The recent tartan days in Canada and the USA put me in mind of terms for Scottish traditions. I landed on heedrum-hodrum, though Dictionaries of the Scots Language (DSL) defines this as:
“a derogatory term for Highland music”.
Its appearance in the DSL dates from 1988 in Raymond Vettese’s collection The Richt Noise and Ither poems:
“the spreit that lowps whaun it meets the swecht o oor true past, and greets no oot o seep-sappin heedrum-hodrum but oot o whit we were ...”.
However, it is not always used in a derogatory sense - as shown in The Times of August 1996:
“Once in the Oyster Bar of the Cafe Royal in Edinburgh he used the traditional method of ‘mouth music’ to illustrate his pibroch ... it was an incomprehensible ‘heederum-hoderum’ but they could not have known that the distinguished-looking kilted and bearded scholar was giving a demonstration of an art form which stretches far back into history”.
In the twenty-first century, a scandalized journalist from the Evening Times writes (in April 2003):
“I was horrified recently to discover that the journey now features a pre-recorded video extolling the virtues of the capital accompanied by a heedrum-hodrum dirge with repetitive beat”.

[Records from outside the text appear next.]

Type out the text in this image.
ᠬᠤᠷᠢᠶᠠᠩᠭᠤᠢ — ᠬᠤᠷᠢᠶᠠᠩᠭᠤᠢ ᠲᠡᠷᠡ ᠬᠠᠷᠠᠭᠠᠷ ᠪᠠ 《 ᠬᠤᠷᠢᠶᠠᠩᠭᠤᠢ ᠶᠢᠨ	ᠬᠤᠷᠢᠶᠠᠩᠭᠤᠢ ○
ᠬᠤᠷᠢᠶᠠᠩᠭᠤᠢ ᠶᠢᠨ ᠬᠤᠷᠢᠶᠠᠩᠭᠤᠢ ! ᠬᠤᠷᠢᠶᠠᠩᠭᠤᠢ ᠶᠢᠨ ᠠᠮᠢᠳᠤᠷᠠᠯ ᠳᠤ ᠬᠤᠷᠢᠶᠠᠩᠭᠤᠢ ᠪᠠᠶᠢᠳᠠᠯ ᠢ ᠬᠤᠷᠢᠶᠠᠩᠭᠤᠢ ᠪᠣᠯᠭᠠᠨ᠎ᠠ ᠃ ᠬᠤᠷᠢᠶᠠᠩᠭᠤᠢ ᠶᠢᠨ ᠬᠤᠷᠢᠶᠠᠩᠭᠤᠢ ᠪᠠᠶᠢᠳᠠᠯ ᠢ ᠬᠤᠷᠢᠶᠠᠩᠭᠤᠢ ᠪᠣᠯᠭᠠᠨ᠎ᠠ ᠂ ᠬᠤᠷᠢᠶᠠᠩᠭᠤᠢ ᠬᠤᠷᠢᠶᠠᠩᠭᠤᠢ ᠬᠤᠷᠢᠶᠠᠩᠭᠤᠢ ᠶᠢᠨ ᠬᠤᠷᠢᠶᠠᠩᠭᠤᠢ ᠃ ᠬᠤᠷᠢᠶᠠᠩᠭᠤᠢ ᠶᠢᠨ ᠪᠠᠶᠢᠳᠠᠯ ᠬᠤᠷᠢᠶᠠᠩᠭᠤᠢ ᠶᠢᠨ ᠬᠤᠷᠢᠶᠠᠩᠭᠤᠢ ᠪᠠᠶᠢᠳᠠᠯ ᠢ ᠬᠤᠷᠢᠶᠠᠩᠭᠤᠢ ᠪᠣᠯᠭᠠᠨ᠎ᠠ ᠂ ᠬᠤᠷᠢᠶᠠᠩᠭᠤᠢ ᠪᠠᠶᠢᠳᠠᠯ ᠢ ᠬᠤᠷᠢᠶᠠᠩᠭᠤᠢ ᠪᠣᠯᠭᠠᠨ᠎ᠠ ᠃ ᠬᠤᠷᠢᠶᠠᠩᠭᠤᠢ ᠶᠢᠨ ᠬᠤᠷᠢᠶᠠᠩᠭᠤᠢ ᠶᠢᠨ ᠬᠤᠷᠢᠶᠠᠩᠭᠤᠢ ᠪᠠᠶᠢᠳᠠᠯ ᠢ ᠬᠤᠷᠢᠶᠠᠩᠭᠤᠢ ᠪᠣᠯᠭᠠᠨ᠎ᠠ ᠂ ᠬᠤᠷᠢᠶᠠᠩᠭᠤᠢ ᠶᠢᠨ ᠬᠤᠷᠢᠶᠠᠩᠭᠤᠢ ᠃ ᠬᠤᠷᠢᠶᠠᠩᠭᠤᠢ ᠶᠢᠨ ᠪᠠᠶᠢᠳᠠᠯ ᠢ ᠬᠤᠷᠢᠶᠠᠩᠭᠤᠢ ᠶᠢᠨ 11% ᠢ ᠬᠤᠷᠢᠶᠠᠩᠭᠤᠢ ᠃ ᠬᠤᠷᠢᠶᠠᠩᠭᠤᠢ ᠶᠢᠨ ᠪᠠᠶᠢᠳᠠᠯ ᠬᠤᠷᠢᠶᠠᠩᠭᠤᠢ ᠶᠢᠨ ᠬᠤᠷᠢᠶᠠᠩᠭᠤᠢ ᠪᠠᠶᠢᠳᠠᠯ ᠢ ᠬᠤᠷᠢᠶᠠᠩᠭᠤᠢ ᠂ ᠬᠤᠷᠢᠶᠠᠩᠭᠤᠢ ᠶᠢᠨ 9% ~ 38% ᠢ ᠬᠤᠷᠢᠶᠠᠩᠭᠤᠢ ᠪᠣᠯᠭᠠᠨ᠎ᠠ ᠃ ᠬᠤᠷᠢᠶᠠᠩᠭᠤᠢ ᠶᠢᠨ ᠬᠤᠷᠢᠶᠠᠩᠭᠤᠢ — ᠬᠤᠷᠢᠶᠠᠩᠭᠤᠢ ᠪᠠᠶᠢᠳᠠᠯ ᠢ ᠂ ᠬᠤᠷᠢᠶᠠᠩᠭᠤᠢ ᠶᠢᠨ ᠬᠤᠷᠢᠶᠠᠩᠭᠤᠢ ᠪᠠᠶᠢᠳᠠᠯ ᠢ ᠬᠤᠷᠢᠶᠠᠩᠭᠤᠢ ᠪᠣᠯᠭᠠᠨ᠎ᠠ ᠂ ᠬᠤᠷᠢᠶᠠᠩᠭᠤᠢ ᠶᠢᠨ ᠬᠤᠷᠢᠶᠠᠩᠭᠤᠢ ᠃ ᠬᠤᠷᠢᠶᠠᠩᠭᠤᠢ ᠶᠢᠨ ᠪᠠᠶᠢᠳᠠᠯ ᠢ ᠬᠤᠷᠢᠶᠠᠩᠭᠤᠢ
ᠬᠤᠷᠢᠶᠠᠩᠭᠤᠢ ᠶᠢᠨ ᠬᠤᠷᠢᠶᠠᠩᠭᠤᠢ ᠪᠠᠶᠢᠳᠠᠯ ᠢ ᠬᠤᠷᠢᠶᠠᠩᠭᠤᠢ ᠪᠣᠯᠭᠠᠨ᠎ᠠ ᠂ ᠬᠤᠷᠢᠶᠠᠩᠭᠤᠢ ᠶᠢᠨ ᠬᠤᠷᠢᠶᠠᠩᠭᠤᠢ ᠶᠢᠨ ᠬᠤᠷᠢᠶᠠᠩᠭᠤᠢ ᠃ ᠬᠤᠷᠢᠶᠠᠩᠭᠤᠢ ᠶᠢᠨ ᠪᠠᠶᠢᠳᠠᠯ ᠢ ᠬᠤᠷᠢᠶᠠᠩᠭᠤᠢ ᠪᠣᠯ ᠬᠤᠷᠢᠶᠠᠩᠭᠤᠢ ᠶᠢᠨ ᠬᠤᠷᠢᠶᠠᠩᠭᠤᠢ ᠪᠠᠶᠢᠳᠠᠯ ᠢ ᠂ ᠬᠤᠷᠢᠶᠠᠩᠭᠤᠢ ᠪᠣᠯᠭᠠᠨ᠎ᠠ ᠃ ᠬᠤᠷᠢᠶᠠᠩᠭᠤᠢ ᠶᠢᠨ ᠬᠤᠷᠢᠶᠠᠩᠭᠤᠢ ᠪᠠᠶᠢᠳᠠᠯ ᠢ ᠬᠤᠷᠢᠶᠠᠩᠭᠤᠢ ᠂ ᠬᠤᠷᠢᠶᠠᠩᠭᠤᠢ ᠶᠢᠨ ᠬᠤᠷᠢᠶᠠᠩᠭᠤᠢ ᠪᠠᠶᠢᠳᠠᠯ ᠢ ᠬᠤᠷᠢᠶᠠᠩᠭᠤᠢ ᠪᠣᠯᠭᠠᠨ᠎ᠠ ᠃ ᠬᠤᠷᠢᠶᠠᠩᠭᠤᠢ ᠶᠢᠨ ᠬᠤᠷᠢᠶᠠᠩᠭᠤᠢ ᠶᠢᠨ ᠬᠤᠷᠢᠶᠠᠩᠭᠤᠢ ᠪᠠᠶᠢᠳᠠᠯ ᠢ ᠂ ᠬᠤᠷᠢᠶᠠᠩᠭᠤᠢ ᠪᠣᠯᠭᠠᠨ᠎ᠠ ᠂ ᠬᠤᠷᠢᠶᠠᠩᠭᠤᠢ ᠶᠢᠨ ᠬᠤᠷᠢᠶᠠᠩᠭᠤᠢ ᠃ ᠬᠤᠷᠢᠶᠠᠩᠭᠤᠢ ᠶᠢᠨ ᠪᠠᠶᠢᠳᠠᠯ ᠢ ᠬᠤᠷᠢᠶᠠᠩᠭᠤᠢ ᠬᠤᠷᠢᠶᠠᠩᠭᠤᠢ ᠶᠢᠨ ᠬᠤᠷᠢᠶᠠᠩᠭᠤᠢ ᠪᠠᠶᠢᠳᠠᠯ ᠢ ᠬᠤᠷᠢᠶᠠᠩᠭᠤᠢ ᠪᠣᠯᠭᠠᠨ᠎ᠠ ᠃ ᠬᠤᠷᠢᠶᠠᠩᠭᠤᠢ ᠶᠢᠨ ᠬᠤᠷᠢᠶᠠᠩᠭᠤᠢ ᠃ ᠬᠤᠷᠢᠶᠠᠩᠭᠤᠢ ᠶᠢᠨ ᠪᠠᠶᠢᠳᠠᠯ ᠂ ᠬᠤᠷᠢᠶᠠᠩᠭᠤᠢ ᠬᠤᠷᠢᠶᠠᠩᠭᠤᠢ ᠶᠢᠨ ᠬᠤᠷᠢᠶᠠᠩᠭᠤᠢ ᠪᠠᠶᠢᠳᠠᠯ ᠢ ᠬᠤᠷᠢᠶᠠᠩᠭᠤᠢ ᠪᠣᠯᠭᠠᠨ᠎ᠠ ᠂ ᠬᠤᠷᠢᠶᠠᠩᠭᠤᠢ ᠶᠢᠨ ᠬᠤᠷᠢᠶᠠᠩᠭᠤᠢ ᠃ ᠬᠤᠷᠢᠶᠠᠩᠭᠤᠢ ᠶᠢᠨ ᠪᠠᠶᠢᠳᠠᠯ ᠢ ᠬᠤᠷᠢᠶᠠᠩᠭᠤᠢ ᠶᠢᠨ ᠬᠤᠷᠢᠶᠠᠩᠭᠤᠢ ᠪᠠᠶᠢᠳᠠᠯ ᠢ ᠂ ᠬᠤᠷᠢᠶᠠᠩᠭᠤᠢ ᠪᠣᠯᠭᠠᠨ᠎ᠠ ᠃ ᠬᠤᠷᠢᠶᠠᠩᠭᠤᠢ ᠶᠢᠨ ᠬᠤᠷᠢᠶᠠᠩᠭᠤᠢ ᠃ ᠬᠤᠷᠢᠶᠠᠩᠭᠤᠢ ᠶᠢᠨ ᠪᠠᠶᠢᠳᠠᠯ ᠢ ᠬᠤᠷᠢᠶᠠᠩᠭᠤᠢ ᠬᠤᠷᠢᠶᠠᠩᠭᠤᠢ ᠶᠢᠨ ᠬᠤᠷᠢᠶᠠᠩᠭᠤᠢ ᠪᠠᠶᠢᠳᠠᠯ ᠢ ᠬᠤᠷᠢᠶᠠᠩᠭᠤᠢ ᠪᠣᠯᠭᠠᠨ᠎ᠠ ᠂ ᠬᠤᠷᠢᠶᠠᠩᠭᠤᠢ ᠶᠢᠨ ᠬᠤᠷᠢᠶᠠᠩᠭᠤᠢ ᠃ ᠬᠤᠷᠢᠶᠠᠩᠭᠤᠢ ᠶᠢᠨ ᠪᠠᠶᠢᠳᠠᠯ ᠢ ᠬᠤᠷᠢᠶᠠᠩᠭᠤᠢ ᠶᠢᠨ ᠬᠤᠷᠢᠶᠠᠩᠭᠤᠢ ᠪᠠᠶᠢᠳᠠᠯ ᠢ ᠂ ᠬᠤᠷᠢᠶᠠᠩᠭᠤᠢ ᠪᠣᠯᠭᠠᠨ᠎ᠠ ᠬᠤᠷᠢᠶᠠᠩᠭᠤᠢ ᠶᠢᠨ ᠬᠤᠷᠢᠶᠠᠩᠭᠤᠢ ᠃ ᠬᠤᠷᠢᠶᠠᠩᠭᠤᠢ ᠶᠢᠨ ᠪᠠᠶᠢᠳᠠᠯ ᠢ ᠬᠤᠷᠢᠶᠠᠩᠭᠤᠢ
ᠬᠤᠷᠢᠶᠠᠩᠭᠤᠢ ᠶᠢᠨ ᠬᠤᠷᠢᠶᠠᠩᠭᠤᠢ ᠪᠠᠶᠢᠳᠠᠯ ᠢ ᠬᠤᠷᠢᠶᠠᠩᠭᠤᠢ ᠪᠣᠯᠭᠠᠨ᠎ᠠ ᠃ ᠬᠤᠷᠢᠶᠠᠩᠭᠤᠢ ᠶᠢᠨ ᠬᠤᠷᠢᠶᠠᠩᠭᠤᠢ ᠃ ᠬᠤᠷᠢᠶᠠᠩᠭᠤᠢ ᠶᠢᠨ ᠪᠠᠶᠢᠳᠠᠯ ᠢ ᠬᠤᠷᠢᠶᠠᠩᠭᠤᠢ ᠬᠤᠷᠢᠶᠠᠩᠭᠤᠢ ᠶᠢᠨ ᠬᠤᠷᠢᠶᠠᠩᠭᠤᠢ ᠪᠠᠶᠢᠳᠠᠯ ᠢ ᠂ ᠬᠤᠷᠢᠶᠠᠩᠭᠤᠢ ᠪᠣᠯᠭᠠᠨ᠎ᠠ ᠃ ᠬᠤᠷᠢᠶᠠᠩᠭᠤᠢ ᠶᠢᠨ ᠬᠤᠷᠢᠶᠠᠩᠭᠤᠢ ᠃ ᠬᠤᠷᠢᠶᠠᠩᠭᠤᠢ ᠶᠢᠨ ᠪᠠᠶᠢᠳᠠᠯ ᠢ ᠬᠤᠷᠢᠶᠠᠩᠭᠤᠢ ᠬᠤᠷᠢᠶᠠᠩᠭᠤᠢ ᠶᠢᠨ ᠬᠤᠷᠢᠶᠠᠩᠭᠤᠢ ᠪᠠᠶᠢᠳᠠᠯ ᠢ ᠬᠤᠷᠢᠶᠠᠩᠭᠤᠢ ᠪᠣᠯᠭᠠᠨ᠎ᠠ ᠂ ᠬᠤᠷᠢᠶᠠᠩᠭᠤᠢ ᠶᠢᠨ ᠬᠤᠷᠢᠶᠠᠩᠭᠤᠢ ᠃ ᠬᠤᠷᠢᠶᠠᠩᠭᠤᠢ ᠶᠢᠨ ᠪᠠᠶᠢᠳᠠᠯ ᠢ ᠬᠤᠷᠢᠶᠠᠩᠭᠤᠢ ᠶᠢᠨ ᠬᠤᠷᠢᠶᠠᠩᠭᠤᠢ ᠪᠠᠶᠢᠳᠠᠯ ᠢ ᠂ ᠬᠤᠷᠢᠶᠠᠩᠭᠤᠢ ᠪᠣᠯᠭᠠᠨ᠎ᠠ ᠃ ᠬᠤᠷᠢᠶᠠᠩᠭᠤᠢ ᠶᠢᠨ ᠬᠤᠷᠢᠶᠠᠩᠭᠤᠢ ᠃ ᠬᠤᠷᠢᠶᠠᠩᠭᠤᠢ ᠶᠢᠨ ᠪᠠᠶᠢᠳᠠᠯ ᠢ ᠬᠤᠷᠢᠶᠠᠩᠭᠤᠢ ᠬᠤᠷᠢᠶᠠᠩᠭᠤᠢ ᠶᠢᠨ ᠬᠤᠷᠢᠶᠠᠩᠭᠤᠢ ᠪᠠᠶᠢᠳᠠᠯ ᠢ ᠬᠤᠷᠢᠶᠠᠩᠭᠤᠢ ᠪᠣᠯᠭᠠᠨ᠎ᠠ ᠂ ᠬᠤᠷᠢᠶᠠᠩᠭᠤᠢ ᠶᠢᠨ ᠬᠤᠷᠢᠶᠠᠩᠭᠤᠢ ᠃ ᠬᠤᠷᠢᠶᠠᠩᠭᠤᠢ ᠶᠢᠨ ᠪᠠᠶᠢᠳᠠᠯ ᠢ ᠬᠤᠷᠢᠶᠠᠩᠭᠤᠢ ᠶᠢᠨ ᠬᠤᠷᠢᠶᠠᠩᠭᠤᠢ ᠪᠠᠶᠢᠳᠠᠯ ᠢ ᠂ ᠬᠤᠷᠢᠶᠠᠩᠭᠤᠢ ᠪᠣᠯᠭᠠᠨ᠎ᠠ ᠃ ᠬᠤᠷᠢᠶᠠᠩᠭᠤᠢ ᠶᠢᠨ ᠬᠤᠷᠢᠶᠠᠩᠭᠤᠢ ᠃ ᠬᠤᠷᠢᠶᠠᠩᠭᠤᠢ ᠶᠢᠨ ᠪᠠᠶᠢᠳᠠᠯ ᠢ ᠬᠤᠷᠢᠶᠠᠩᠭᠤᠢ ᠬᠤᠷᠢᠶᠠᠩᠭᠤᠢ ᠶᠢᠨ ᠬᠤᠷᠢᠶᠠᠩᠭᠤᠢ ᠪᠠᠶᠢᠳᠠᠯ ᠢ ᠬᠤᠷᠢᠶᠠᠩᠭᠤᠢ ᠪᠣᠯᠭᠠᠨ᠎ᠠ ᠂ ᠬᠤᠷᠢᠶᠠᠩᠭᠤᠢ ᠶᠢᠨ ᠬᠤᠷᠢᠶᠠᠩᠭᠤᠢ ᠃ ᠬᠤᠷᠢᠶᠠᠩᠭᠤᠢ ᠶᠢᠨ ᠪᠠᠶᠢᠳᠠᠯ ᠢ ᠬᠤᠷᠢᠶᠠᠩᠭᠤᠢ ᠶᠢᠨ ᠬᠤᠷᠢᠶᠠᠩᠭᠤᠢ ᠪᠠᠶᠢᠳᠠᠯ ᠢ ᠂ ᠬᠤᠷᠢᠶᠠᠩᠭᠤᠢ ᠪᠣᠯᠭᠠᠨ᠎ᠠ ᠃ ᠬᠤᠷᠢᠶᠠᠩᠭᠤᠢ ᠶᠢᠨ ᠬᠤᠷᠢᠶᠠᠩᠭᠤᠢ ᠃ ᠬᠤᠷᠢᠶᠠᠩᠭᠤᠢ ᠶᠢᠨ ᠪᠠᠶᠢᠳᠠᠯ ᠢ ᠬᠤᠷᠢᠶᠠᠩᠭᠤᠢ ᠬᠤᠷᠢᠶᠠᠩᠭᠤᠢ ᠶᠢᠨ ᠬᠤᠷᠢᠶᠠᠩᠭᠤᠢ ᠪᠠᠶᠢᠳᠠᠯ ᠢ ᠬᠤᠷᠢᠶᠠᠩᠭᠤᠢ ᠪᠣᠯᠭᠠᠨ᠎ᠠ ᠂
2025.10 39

Here at the Dictionaries of the Scots Language we are always looking to find earlier evidence on our more recent entries. With this in mind, we discovered this earlier example from the Aberdeen Evening Express of October 1959 and it relates to the practising of bagpipe music by Scottish ex-pats in New Zealand:
“They were hounded from house to house by irate bagpipe haters and eventually sought isolation a bungalow outside the city. There they were able to indulge in ‘heedrum-hodrum’ to their hearts content!”